Türkiye’de siyasetin yerini şiddetin almaya başladığını da söyleyen Türker, yaşanan şiddet olaylarının ve uygulanan baskıların yapılacak olan seçimin adil olmayacağını gösterdiğini iddia etti. Türkiye’nin seçime gitmesinin tek sorumlusunun AK Parti olmadığını da ifade eden Türker, “CHP 35 gün suya gitti. İçmeden geri döndü. Suyu bile taşıyamadı. ‘Siz 35 gün boyunca ne yaptınız?’ diye sormak lazım” ifadelerini kullandı.

“YATAY BÖLÜNME GERÇEKLEŞMİŞ OLACAK”

Türker, sözlerine şu şekilde devam etti: “Eğer Türkiye önümüzdeki yıl tekrar bir seçime giderse 4 mevcut partiden 1 partinin yine bu çeşitli taktiklerle mezhep partisi haline getirilerek Türkiye’de yatay bölünme gerçekleşmiş olacaktır. Yatay bölünme Türkiye’de insanların etnik, soy, ırk ya da mezhep bağlamında ayrışmasıdır. Bu da insanların birlikte olma şanslarını yitirmelerine sebep olur. Cumhurbaşkanın gergin politikaları bu işi çok daha hızlı bir şekilde ayrıştırmaya götürüyor. Türkiye’de bu seçimde herkesin milletin birliğini ve Türkiye’nin bütünlüğünü esas alarak karar vermesi gerektiğini düşünüyorum.”

4 PARTİ VURGUSU

Parlamento da koalisyon kültürünün yerleşmesine olanak sağlayacak 5. partinin varlığına ihtiyaç olduğunu da iddia eden Türker, bu 5. partinin bu seçimde ortaya çıkabileceğini söyledi.
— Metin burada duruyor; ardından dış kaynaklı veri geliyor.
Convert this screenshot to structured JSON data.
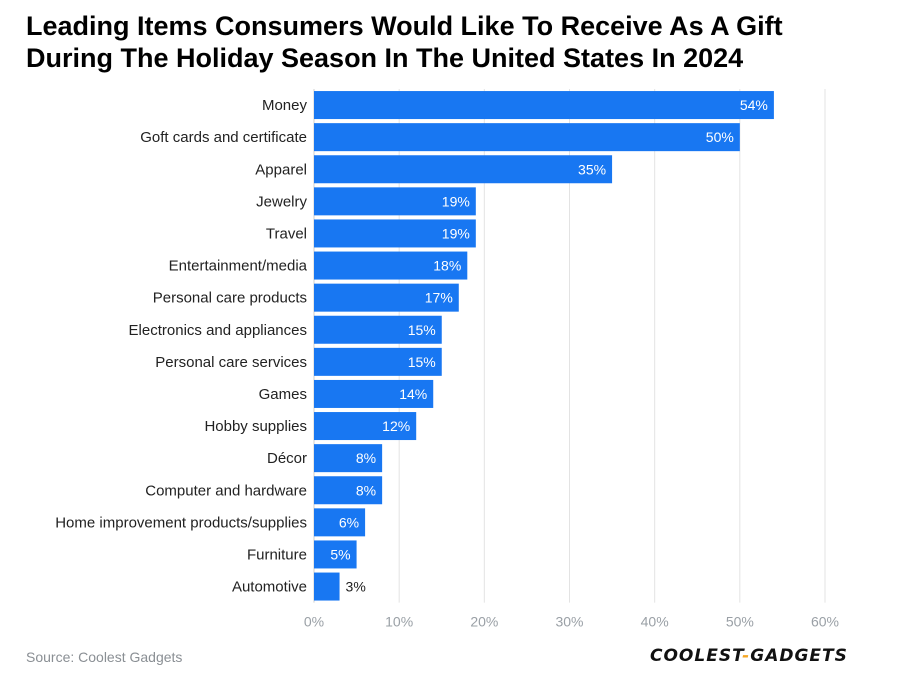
{
  "title_lines": [
    "Leading Items Consumers Would Like To Receive As A Gift",
    "During The Holiday Season In The United States In 2024"
  ],
  "source": "Source: Coolest Gadgets",
  "brand": {
    "left": "COOLEST",
    "sep": "-",
    "right": "GADGETS"
  },
  "colors": {
    "bar": "#1877f2",
    "grid": "#e3e3e3",
    "label_inside": "#ffffff",
    "label_outside": "#222222"
  },
  "chart_data": {
    "type": "bar",
    "orientation": "horizontal",
    "categories": [
      "Money",
      "Goft cards and certificate",
      "Apparel",
      "Jewelry",
      "Travel",
      "Entertainment/media",
      "Personal care products",
      "Electronics and appliances",
      "Personal care services",
      "Games",
      "Hobby supplies",
      "Décor",
      "Computer and hardware",
      "Home improvement products/supplies",
      "Furniture",
      "Automotive"
    ],
    "values": [
      54,
      50,
      35,
      19,
      19,
      18,
      17,
      15,
      15,
      14,
      12,
      8,
      8,
      6,
      5,
      3
    ],
    "value_labels": [
      "54%",
      "50%",
      "35%",
      "19%",
      "19%",
      "18%",
      "17%",
      "15%",
      "15%",
      "14%",
      "12%",
      "8%",
      "8%",
      "6%",
      "5%",
      "3%"
    ],
    "xlim": [
      0,
      60
    ],
    "xticks": [
      0,
      10,
      20,
      30,
      40,
      50,
      60
    ],
    "xtick_labels": [
      "0%",
      "10%",
      "20%",
      "30%",
      "40%",
      "50%",
      "60%"
    ],
    "grid": true,
    "legend": "none"
  }
}
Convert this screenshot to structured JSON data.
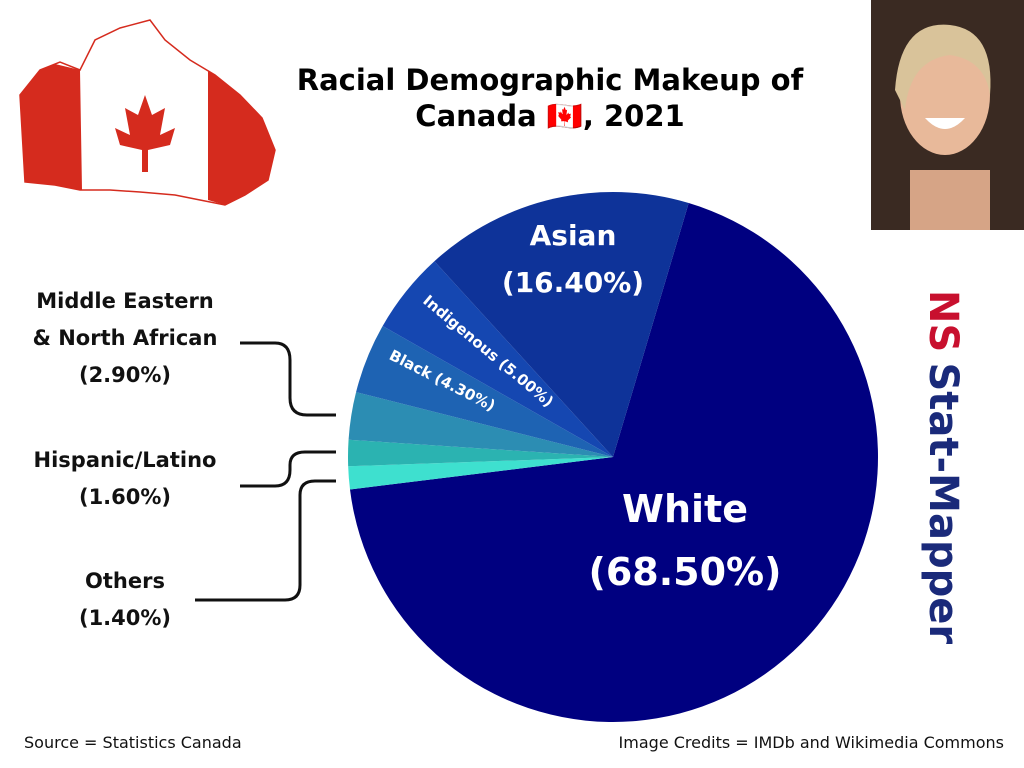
{
  "chart_data": {
    "type": "pie",
    "title": "Racial Demographic Makeup of Canada 🇨🇦, 2021",
    "categories": [
      "White",
      "Others",
      "Hispanic/Latino",
      "Middle Eastern\n& North African",
      "Black",
      "Indigenous",
      "Asian"
    ],
    "values": [
      68.5,
      1.4,
      1.6,
      2.9,
      4.3,
      5.0,
      16.4
    ],
    "value_labels": [
      "(68.50%)",
      "(1.40%)",
      "(1.60%)",
      "(2.90%)",
      "(4.30%)",
      "(5.00%)",
      "(16.40%)"
    ],
    "colors": [
      "#000080",
      "#3ee0cf",
      "#2bb3b1",
      "#2c8db3",
      "#1e63b3",
      "#1547b1",
      "#0e3399"
    ],
    "brand_prefix": "NS",
    "brand": "Stat-Mapper",
    "source": "Source = Statistics Canada",
    "credits": "Image Credits = IMDb and Wikimedia Commons"
  }
}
Türker, “Filiz veren fidan olarak tanıtabilir. Türkiye’de bu yapılanma sağlanmaz ise şu anda kamuoyunda 4 parti dayatması devam ederse halkımız bıkkın, edilgen ve verilen gözdağları sonunda siyasi katılımdan vazgeçer hale gelecektir. 7 Haziran’dan bu yana 700’ü aşkın bu yana polis, er, subay ve vatandaşlarımız hayatını kaybetmiş bunun dışında yaralanmıştır. Bu durum bizlere 12 Eylül öncesini hatırlatıyor. Yaşanan bu olaylar tehlikeli bir yöneliştir. Bu Türkiye’de ilerde arzu edilmeyen durumlarla karşı karşıya kalmamıza da neden oluyor. Seçim mücadelesinde yer verilmeyen partilerden seçim boyunca halkımızın arasından seçim yaparak yönelmesidir. Biz DSP olarak parlamentodaki 5. parti olmaya hazırız” diye konuştu.